Documentaries come in all shapes and sizes, but the challenges facing their DPs are always the same: small budgets, tight, if fluid, schedules and the cinema verité demands of capturing real events in real time. In fact, it takes an experienced magician, who's utterly at home with improvisation and dealing with the unexpected, to craft and shoot a compelling documentary that both tells a good story and captures its subject, all presented through the lens of great cinematography.
No one knows this more than Tom Hurwitz, ASC, the veteran documentary DP whose credits include NOVA and Frontline, and such acclaimed documentary films as Wild Man Blues, Valentino: The Last Emperor, The Queen of Versailles and Ghosts of Abu Ghraib. He shot the new 90-minute documentary film, Can't Stand Losing You: Surviving The Police, based on guitarist Andy Summers' 2006 memoir, One Train Later, about his musical career and life with the supergroup.
Narrated by the guitarist, the documentary also incorporates rare footage dating back to the '60s and Summers' involvement with the early British rock scene and seminal artists including Zoot Money and Eric Burdon, as well as many still photographs taken by the rock star along the way.
"I was always interested in photography, so it was very natural for me to document everything," notes Summers, "whether it was backstage at some grungy club or on early tours with The Police. So, there's a lot of intimate moments and interesting shots and archival stuff, especially in the first 25 minutes of the film, with the Sex Pistols appearing and so on."
For Hurwitz, the first big challenge was shooting the band live at the Anaheim Convention Center. "It's a huge venue, and ultimately, it was quite a challenge to color-correct the footage, as we shot with both HDV cameras—Sony Z7Us and Z1Us—and HDCAM—the Sony F900R, which is what I used on the job," he reports. "Secondly, I was the only stage camera, and it was pretty amazing shooting the band at their sound check and then at the actual concert. And being in 'the pit'—this catwalk that runs along the front of the stage—my movement was limited as I had to shoot the entire show looking straight up, so it was very physically demanding.
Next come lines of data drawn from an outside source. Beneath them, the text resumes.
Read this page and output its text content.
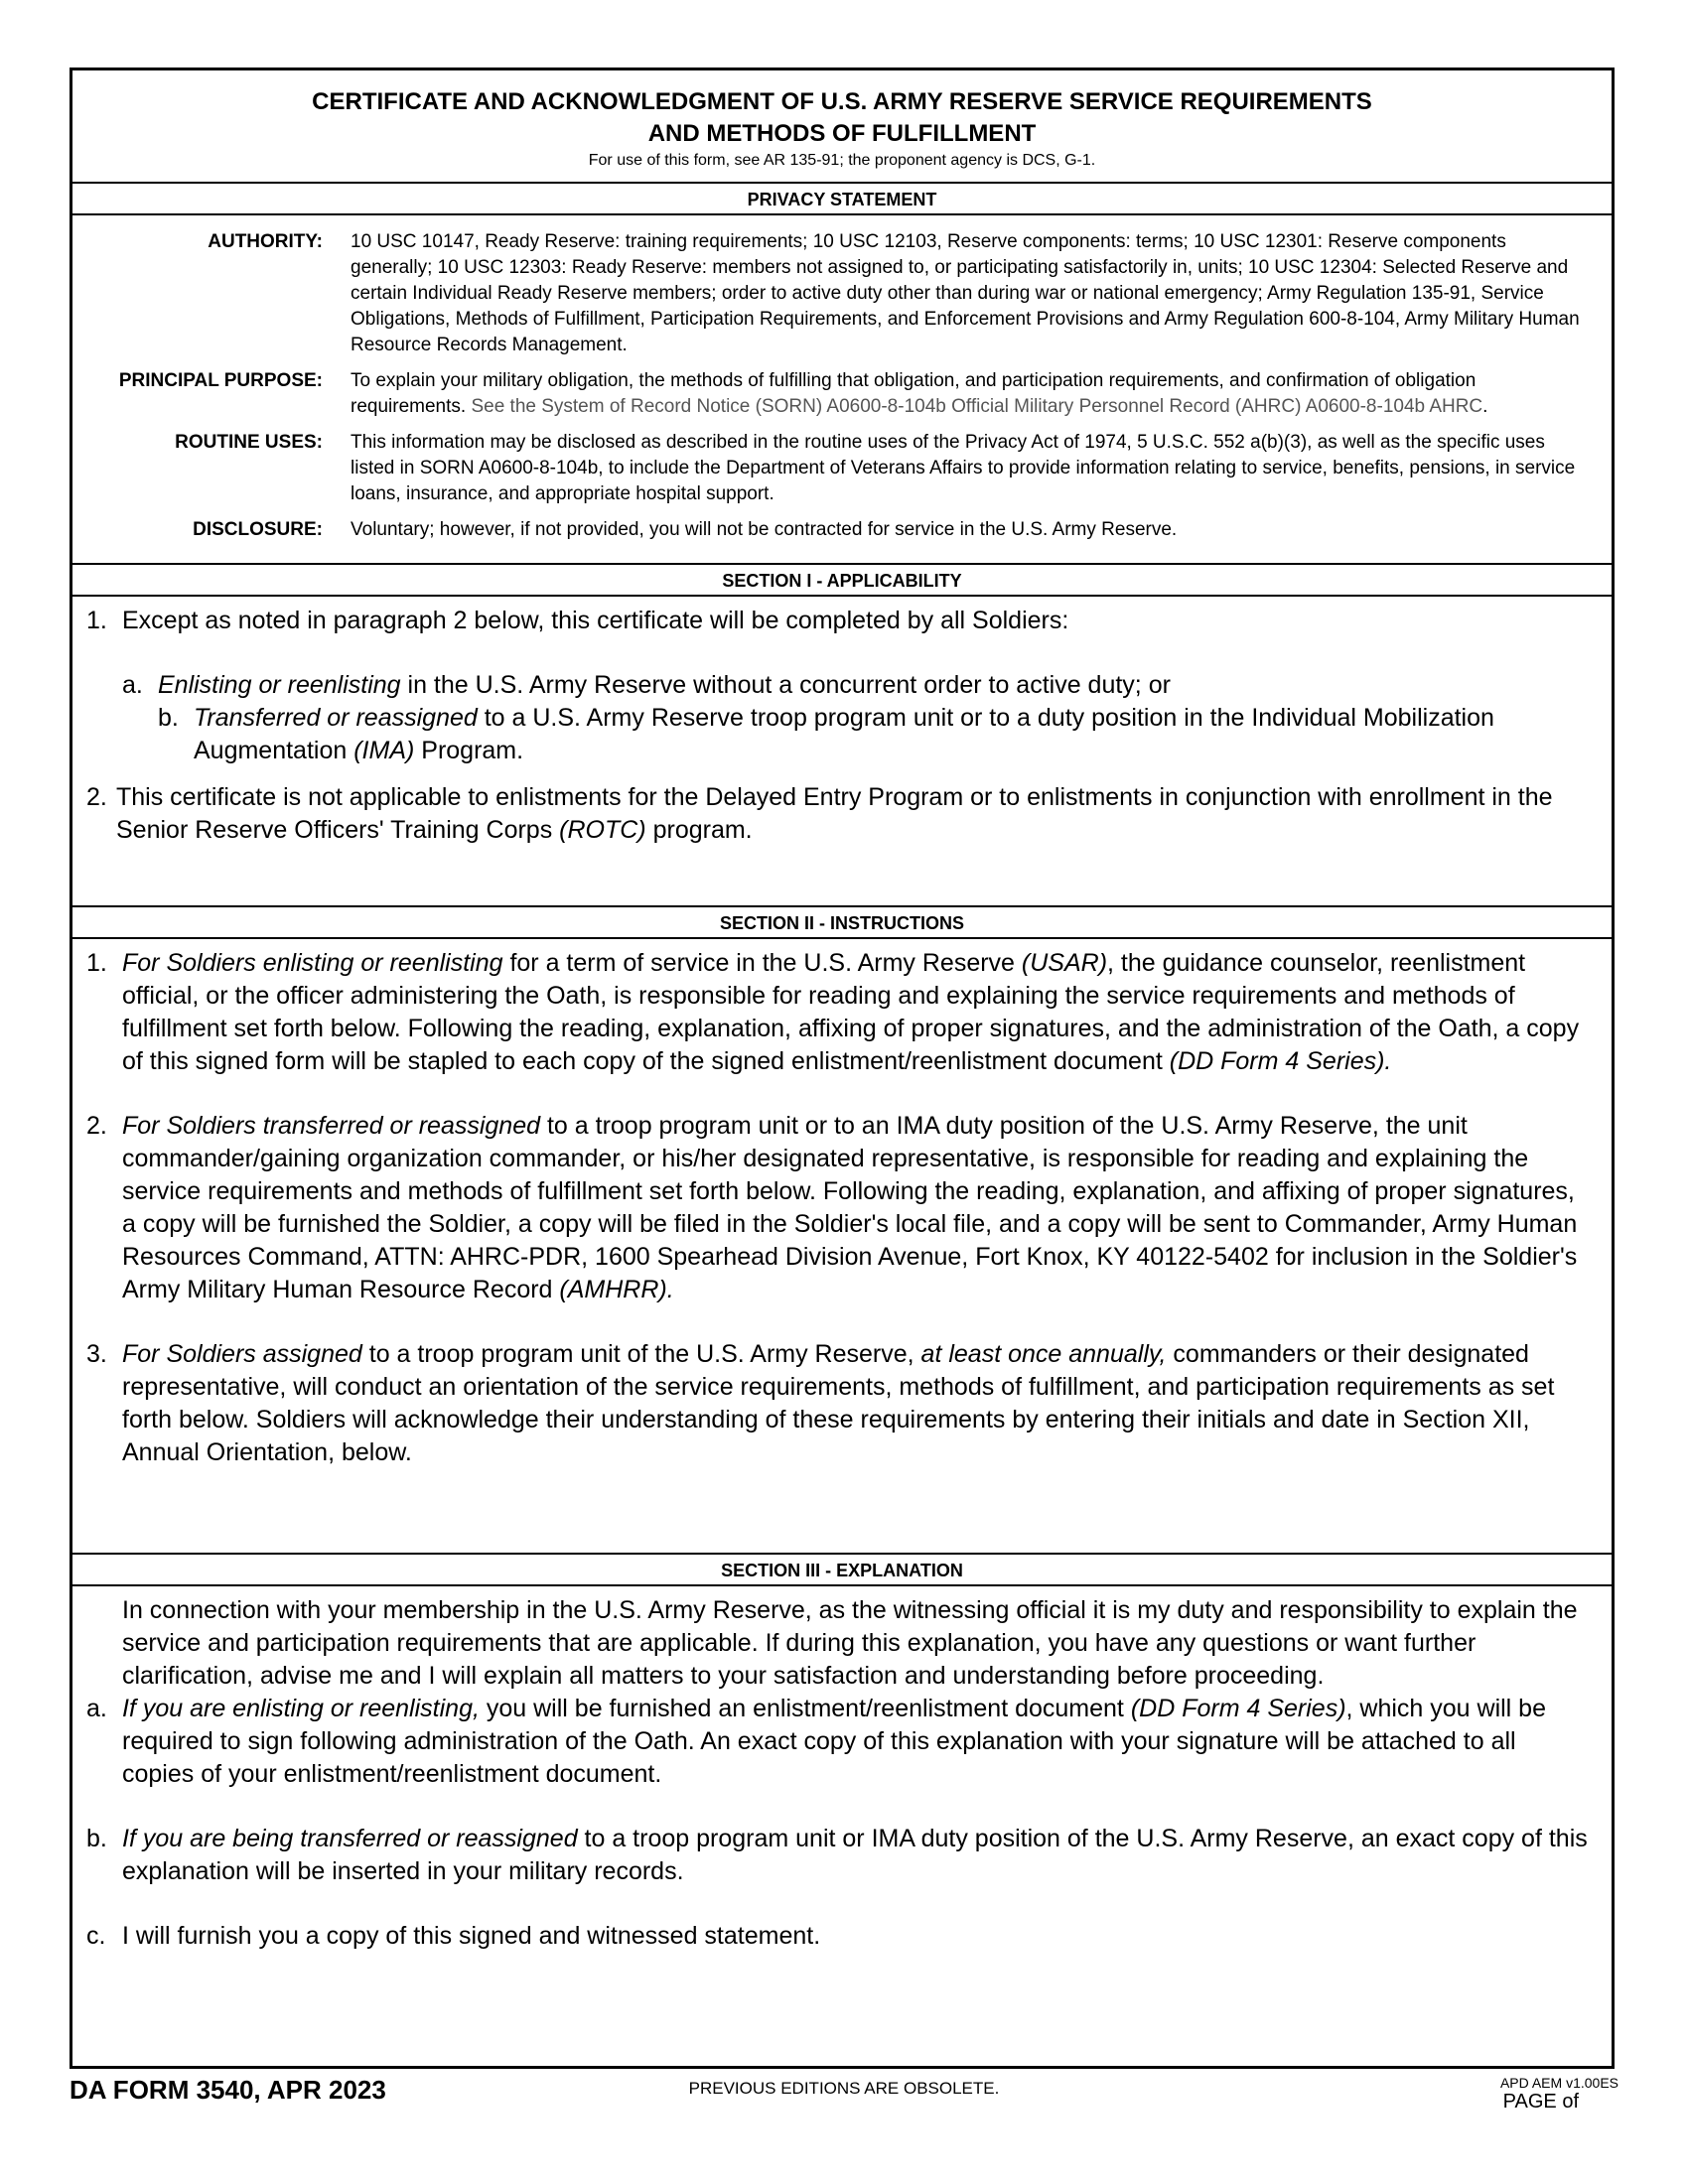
CERTIFICATE AND ACKNOWLEDGMENT OF U.S. ARMY RESERVE SERVICE REQUIREMENTS
AND METHODS OF FULFILLMENT
For use of this form, see AR 135-91; the proponent agency is DCS, G-1.
PRIVACY STATEMENT
AUTHORITY: 10 USC 10147, Ready Reserve: training requirements; 10 USC 12103, Reserve components: terms; 10 USC 12301: Reserve components generally; 10 USC 12303: Ready Reserve: members not assigned to, or participating satisfactorily in, units; 10 USC 12304: Selected Reserve and certain Individual Ready Reserve members; order to active duty other than during war or national emergency; Army Regulation 135-91, Service Obligations, Methods of Fulfillment, Participation Requirements, and Enforcement Provisions and Army Regulation 600-8-104, Army Military Human Resource Records Management.
PRINCIPAL PURPOSE: To explain your military obligation, the methods of fulfilling that obligation, and participation requirements, and confirmation of obligation requirements. See the System of Record Notice (SORN) A0600-8-104b Official Military Personnel Record (AHRC) A0600-8-104b AHRC.
ROUTINE USES: This information may be disclosed as described in the routine uses of the Privacy Act of 1974, 5 U.S.C. 552 a(b)(3), as well as the specific uses listed in SORN A0600-8-104b, to include the Department of Veterans Affairs to provide information relating to service, benefits, pensions, in service loans, insurance, and appropriate hospital support.
DISCLOSURE: Voluntary; however, if not provided, you will not be contracted for service in the U.S. Army Reserve.
SECTION I - APPLICABILITY
1. Except as noted in paragraph 2 below, this certificate will be completed by all Soldiers:
a. Enlisting or reenlisting in the U.S. Army Reserve without a concurrent order to active duty; or
b. Transferred or reassigned to a U.S. Army Reserve troop program unit or to a duty position in the Individual Mobilization Augmentation (IMA) Program.
2. This certificate is not applicable to enlistments for the Delayed Entry Program or to enlistments in conjunction with enrollment in the Senior Reserve Officers' Training Corps (ROTC) program.
SECTION II - INSTRUCTIONS
1. For Soldiers enlisting or reenlisting for a term of service in the U.S. Army Reserve (USAR), the guidance counselor, reenlistment official, or the officer administering the Oath, is responsible for reading and explaining the service requirements and methods of fulfillment set forth below. Following the reading, explanation, affixing of proper signatures, and the administration of the Oath, a copy of this signed form will be stapled to each copy of the signed enlistment/reenlistment document (DD Form 4 Series).
2. For Soldiers transferred or reassigned to a troop program unit or to an IMA duty position of the U.S. Army Reserve, the unit commander/gaining organization commander, or his/her designated representative, is responsible for reading and explaining the service requirements and methods of fulfillment set forth below. Following the reading, explanation, and affixing of proper signatures, a copy will be furnished the Soldier, a copy will be filed in the Soldier's local file, and a copy will be sent to Commander, Army Human Resources Command, ATTN: AHRC-PDR, 1600 Spearhead Division Avenue, Fort Knox, KY 40122-5402 for inclusion in the Soldier's Army Military Human Resource Record (AMHRR).
3. For Soldiers assigned to a troop program unit of the U.S. Army Reserve, at least once annually, commanders or their designated representative, will conduct an orientation of the service requirements, methods of fulfillment, and participation requirements as set forth below. Soldiers will acknowledge their understanding of these requirements by entering their initials and date in Section XII, Annual Orientation, below.
SECTION III - EXPLANATION
In connection with your membership in the U.S. Army Reserve, as the witnessing official it is my duty and responsibility to explain the service and participation requirements that are applicable. If during this explanation, you have any questions or want further clarification, advise me and I will explain all matters to your satisfaction and understanding before proceeding.
a. If you are enlisting or reenlisting, you will be furnished an enlistment/reenlistment document (DD Form 4 Series), which you will be required to sign following administration of the Oath. An exact copy of this explanation with your signature will be attached to all copies of your enlistment/reenlistment document.
b. If you are being transferred or reassigned to a troop program unit or IMA duty position of the U.S. Army Reserve, an exact copy of this explanation will be inserted in your military records.
c. I will furnish you a copy of this signed and witnessed statement.
DA FORM 3540, APR 2023	PREVIOUS EDITIONS ARE OBSOLETE.	APD AEM v1.00ES
PAGE of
But the results were spectacular."
Hurwitz and his team used a total of four cameras to record the show, with the film's producer Brett Morgen manning one of the HDCAMs. "Two of them were wide shots, and Brett had another tighter-shot setup," he notes. "And we just went with the concert lighting on the day." The New York-based DP also used a rental lens, a Canon 20x zoom, "which is unusual for me, as I have my own modified zooms, but I was on the West coast. But I used my own lenses for the rest of the film."